Energy

Is the Russia-China Gas Deal for Real—or Just Fumes?


 Xi (standing, right center) and Putin (left center) at the signing ceremony in Shanghai with Gazprom's Miller (seated, left) and  CNPC Chairman Zhou Jiping (seated, right)

Photograph by Alexey Druzhinin/AFP via Getty Images

Xi (standing, right center) and Putin (left center) at the signing ceremony in Shanghai with Gazprom's Miller (seated, left) and CNPC Chairman Zhou Jiping (seated, right)

After negotiating for 15 years, China and Russia appear to have finally struck a deal to get into the natural gas business together and build a pipeline linking the two countries. Under the terms of the 30-year pact, China will secure the natural gas it needs to fuel its economy (and help clean its air), while Russia gets to diversify away from its testy relationship with Europe. Chances are that Russia won’t ever have to worry about being sanctioned by China.

As it has been since the late 1990s, the major sticking point in the talks was the price China would pay to buy Russia’s gas. China was always willing to invest upfront cash in return for a cheaper price. Russia was always happy to take that cash, but it never wanted to give China too great a deal, lest its other customers expect similar prices. In the end, it looks as though China will commit as much as $25 billion in advance payments to help Russia build the pipeline and develop its gas fields in Siberia.

What about that price? In announcing the deal, Russia’s de facto gas czar, Alexey Miller, chief executive officer of the state-controlled gas giant Gazprom (GAZP:RM), declined to say exactly what Russia would charge China, referring to the final price as a “commercial secret.” Still, in laying out details of the deal, he offered some clues. Miller says that under the agreement, Gazprom will annually sell 38 billion cubic meters of natural gas to China for 30 years, for a total value of $400 billion.

According to a back-of-the-envelope calculation offered by Pavel Molchanov, senior energy analyst at Raymond James, that works out to roughly $10 per thousand cubic feet. This is roughly the price Russia charges its customers in Central Europe. “That is not a crazy number at all,” says Molchanov.

Moreover, Russia’s president, Vladimir Putin, said that the price China pays will be linked to the price of oil, meaning that if the price of Brent crude rises 2 percent, so will the price of the gas Russia sells to China. So how can they know the value of the deal over 30 years when we can hardly forecast what the price of oil will be a month from now?
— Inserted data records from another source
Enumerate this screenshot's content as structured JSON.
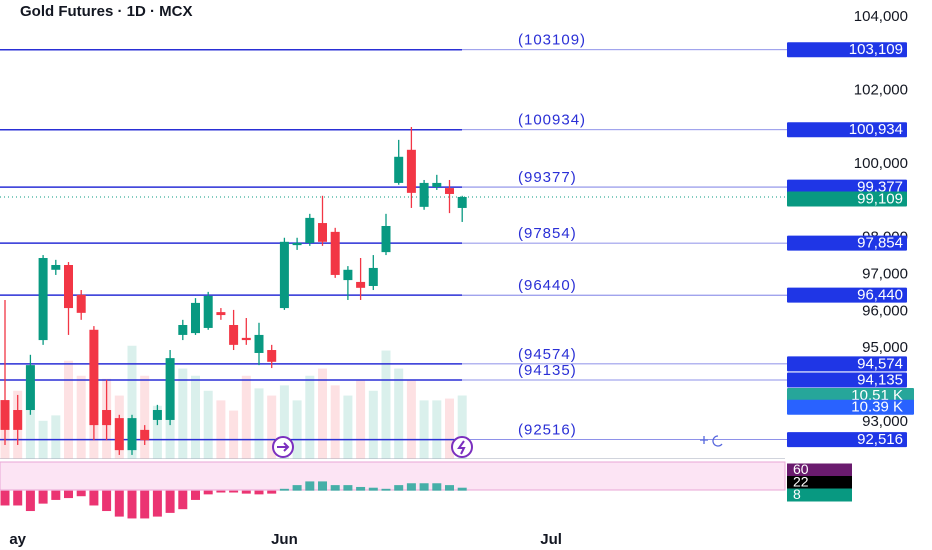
{
  "chart_data": {
    "type": "candlestick",
    "title": "Gold Futures · 1D · MCX",
    "categories": [
      null,
      "ay",
      null,
      null,
      null,
      null,
      null,
      null,
      null,
      null,
      null,
      null,
      null,
      null,
      null,
      null,
      null,
      null,
      null,
      null,
      null,
      null,
      "Jun",
      null,
      null,
      null,
      null,
      null,
      null,
      null,
      null,
      null,
      null,
      null,
      null,
      null,
      null,
      null,
      null,
      null,
      null,
      null,
      null,
      "Jul"
    ],
    "open": [
      93590,
      93320,
      93320,
      95220,
      97130,
      97260,
      96450,
      95500,
      93320,
      93100,
      92230,
      92780,
      93050,
      93050,
      95360,
      95410,
      95550,
      95980,
      95630,
      95280,
      94870,
      94950,
      96090,
      97800,
      97860,
      98400,
      98160,
      96850,
      96800,
      96690,
      97610,
      99490,
      100390,
      98840,
      99380,
      99350,
      98810,
      null,
      null,
      null,
      null,
      null,
      null,
      null
    ],
    "high": [
      96310,
      93730,
      94820,
      97530,
      97400,
      97340,
      96580,
      95600,
      94140,
      93190,
      93190,
      92910,
      93460,
      94950,
      95770,
      96360,
      96530,
      96090,
      96040,
      95820,
      95690,
      95090,
      98000,
      98000,
      98650,
      99140,
      98270,
      97230,
      97450,
      97530,
      98650,
      100660,
      101010,
      99570,
      99710,
      99570,
      99140,
      null,
      null,
      null,
      null,
      null,
      null,
      null
    ],
    "low": [
      92370,
      92370,
      93190,
      95090,
      96990,
      95360,
      95770,
      92500,
      92500,
      92100,
      92100,
      92370,
      92910,
      92910,
      95220,
      95360,
      95500,
      95770,
      94950,
      95090,
      94540,
      94460,
      96040,
      97670,
      97780,
      97780,
      96910,
      96310,
      96310,
      96580,
      97530,
      99440,
      98810,
      98760,
      99300,
      98670,
      98430,
      null,
      null,
      null,
      null,
      null,
      null,
      null
    ],
    "close": [
      92780,
      92780,
      94540,
      97450,
      97260,
      96090,
      95960,
      92910,
      92910,
      92230,
      93100,
      92500,
      93320,
      94730,
      95630,
      96230,
      96420,
      95900,
      95090,
      95220,
      95360,
      94630,
      97890,
      97860,
      98540,
      97890,
      96990,
      97130,
      96640,
      97180,
      98320,
      100200,
      99220,
      99490,
      99490,
      99190,
      99109,
      null,
      null,
      null,
      null,
      null,
      null,
      null
    ],
    "up_color": "#089981",
    "down_color": "#f23645",
    "ylim": [
      92000,
      104460
    ],
    "yticks": [
      {
        "value": 104000,
        "label": "104,000"
      },
      {
        "value": 102000,
        "label": "102,000"
      },
      {
        "value": 100000,
        "label": "100,000"
      },
      {
        "value": 98000,
        "label": "98,000"
      },
      {
        "value": 97000,
        "label": "97,000"
      },
      {
        "value": 96000,
        "label": "96,000"
      },
      {
        "value": 95000,
        "label": "95,000"
      },
      {
        "value": 93000,
        "label": "93,000"
      }
    ],
    "levels": [
      103109,
      100934,
      99377,
      97854,
      96440,
      94574,
      94135,
      92516
    ],
    "level_labels": [
      "(103109)",
      "(100934)",
      "(99377)",
      "(97854)",
      "(96440)",
      "(94574)",
      "(94135)",
      "(92516)"
    ],
    "level_badges": [
      "103,109",
      "100,934",
      "99,377",
      "97,854",
      "96,440",
      "94,574",
      "94,135",
      "92,516"
    ],
    "level_color": "#2a2fd6",
    "last_price": {
      "value": 99109,
      "label": "99,109"
    },
    "volume": [
      8.8,
      11.3,
      13.8,
      6.3,
      7.2,
      16.3,
      13.8,
      13.0,
      13.3,
      10.5,
      18.8,
      13.8,
      8.8,
      13.0,
      15.0,
      13.8,
      11.3,
      9.7,
      8.0,
      13.8,
      11.7,
      10.5,
      12.2,
      9.7,
      13.8,
      15.0,
      12.2,
      10.5,
      13.0,
      11.3,
      18.0,
      15.0,
      13.0,
      9.7,
      9.7,
      10.0,
      10.51,
      null,
      null,
      null,
      null,
      null,
      null,
      null
    ],
    "volume_lim": [
      0,
      76.4
    ],
    "volume_badges": [
      {
        "value": 10.51,
        "label": "10.51 K"
      },
      {
        "value": 10.39,
        "label": "10.39 K"
      }
    ],
    "histogram": [
      -40,
      -40,
      -55,
      -35,
      -25,
      -20,
      -15,
      -40,
      -55,
      -70,
      -75,
      -75,
      -70,
      -60,
      -50,
      -25,
      -10,
      -5,
      -5,
      -8,
      -10,
      -8,
      5,
      15,
      25,
      25,
      15,
      15,
      10,
      8,
      5,
      15,
      20,
      20,
      20,
      15,
      8,
      null,
      null,
      null,
      null,
      null,
      null,
      null
    ],
    "histogram_lim": [
      -90,
      18
    ],
    "indicator_badges": [
      60,
      22,
      8
    ]
  }
}
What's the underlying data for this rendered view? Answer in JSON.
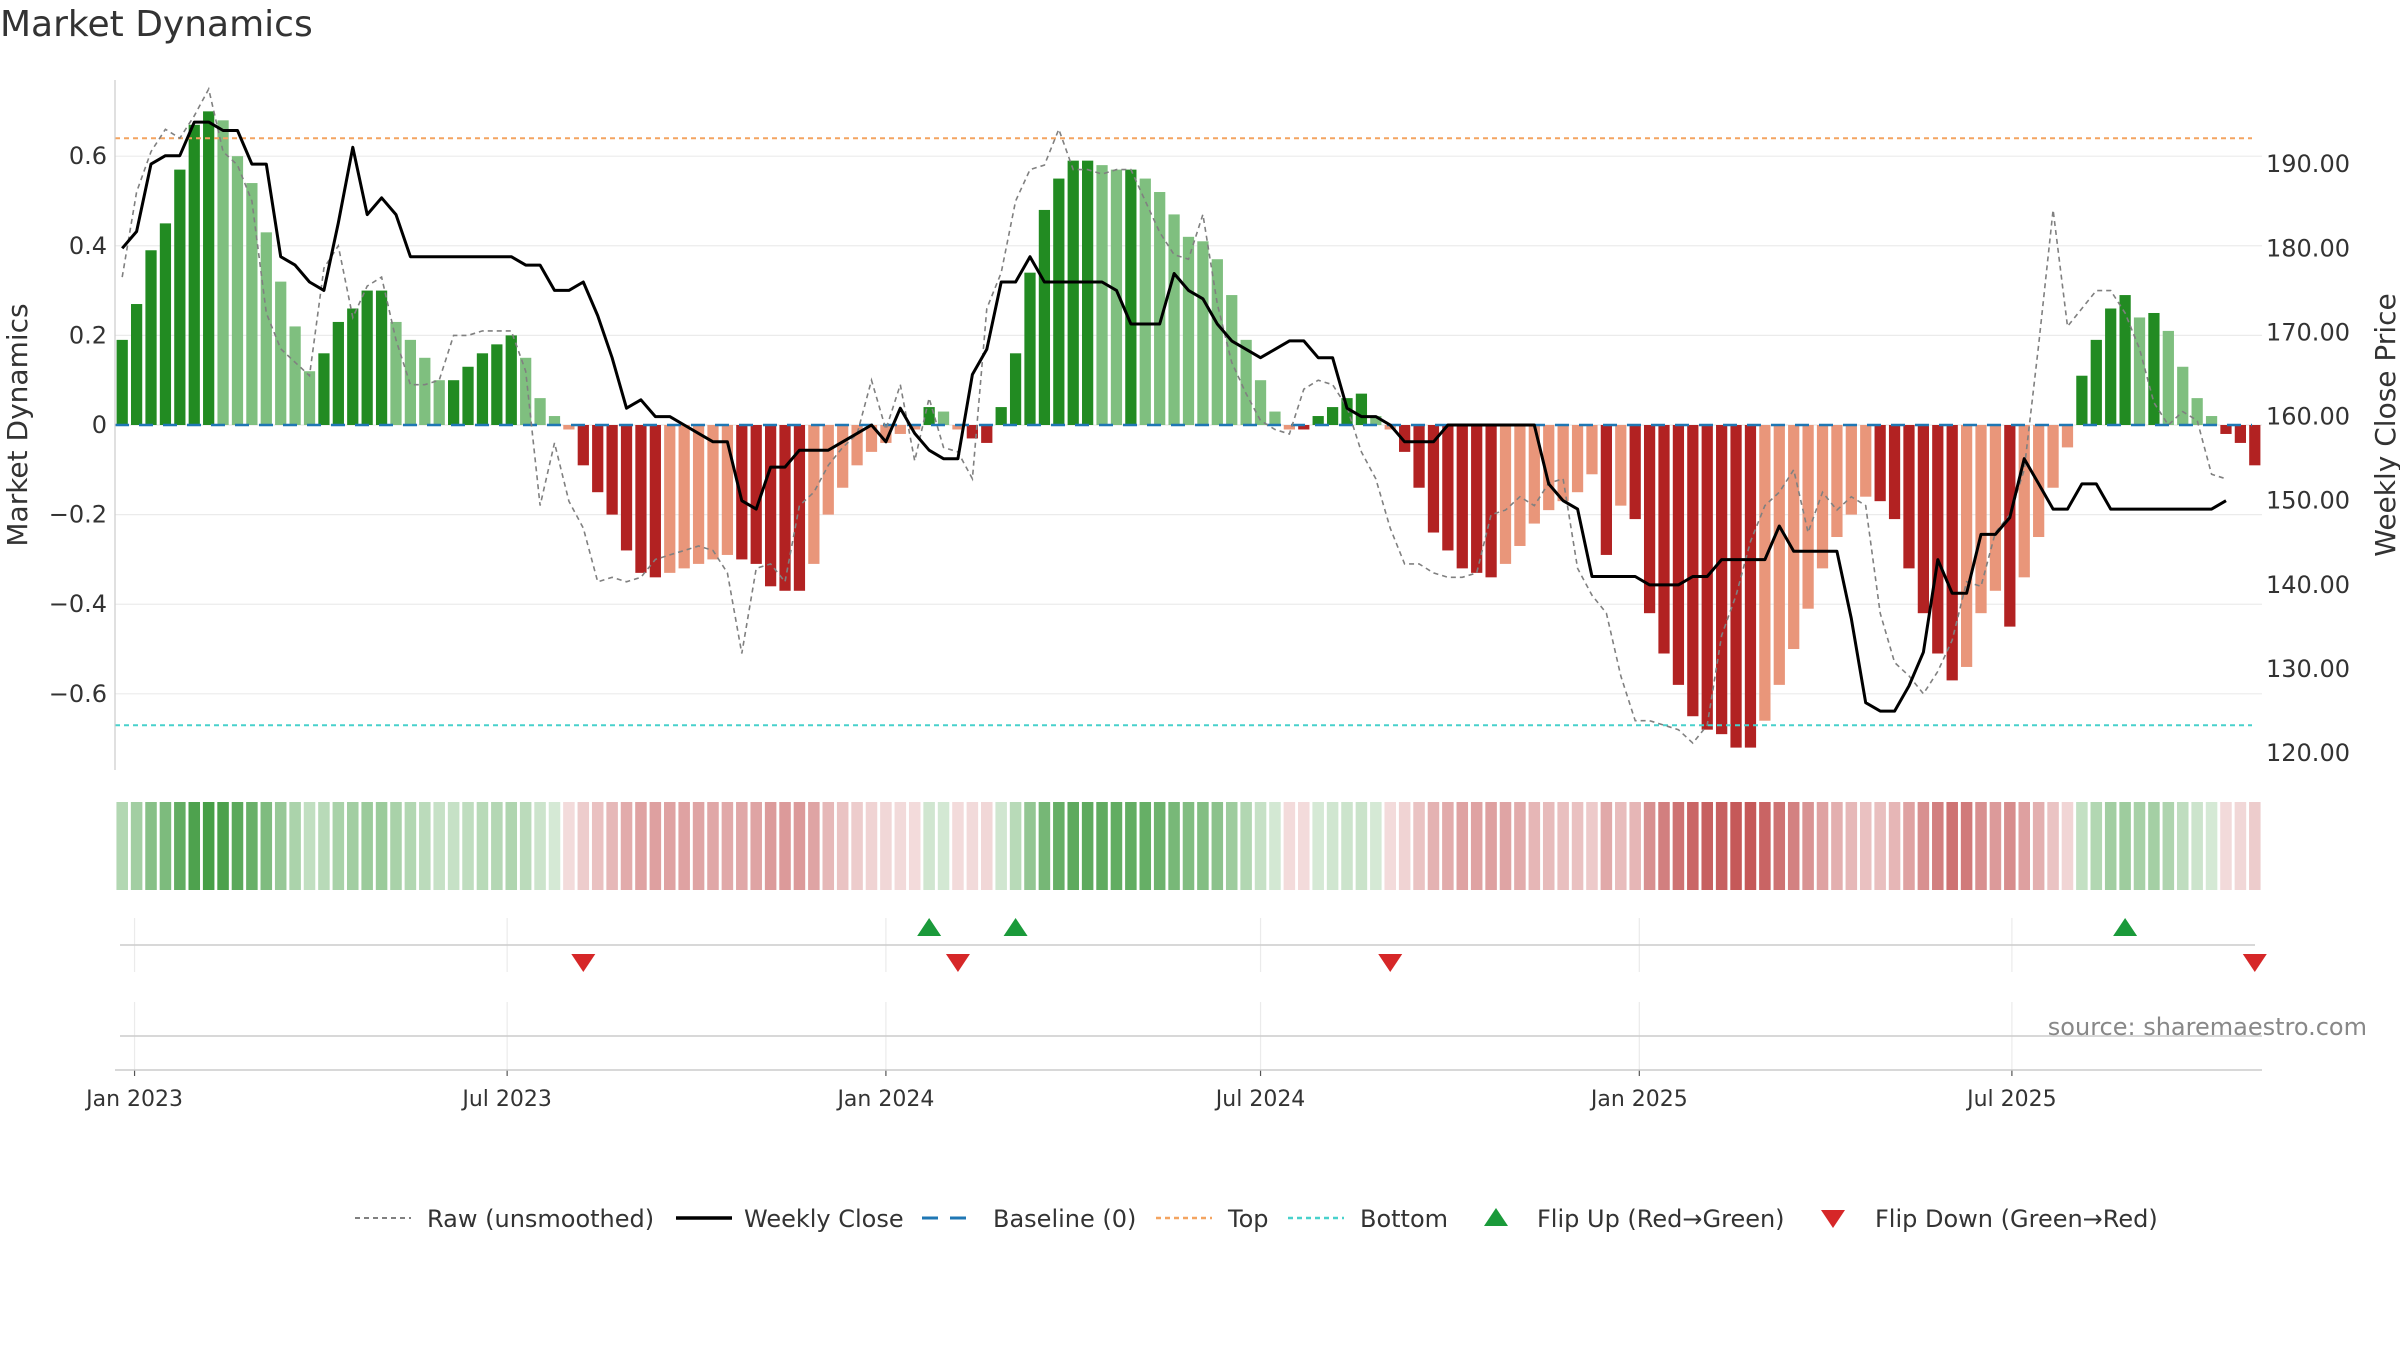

Simple, says, Derek Scissors, an Asian economics scholar at the American Enterprise Institute: the numbers are bogus. “I don’t believe a word of it,” says Scissors, who suspects that a price hasn’t been worked out. We’ll never know for sure, but Scissors thinks it’s possible that Russia and China agreed on volumes of gas to be shipped, but decided to kick the issue of price down the road so they could start building the pipeline.

If that’s the case, the $400 billion figure is merely a bit of public relations window dressing. By releasing it, Scissors says, Gazprom can show the world that it held its ground on price and wouldn’t “go too low with China,” thereby discouraging its other customers from demanding lower prices—which they’re not even in a position to do. If Russia can appear to hold firm on prices, all the better.

This is all just speculation, but the timing is worth noting, too. Just hours before the deal was officially announced, reports went out that the two sides had failed to come to terms over price. The next thing we knew, Putin and Chinese president Xi Jinping were shaking hands on a stage in Shanghai while the heads of their respective countries’ state-owned energy companies signed on dotted lines.

If Putin had left Shanghai without a deal, it would have put him in a weaker position in early June, when he will sit down with President Obama and German Chancellor Angela Merkel. Now, he’ll have proof that Russia can lessen its dependence on Western customers, insulating itself in the long run from sanctions over Ukraine. In the wake of the criminal charges that the U.S. just levied against Chinese military officials for allegedly spying on U.S. companies, China may have found itself inclined to stick it to the U.S. by helping Russia. As they say, the enemy of my enemy is my friend. At least for now.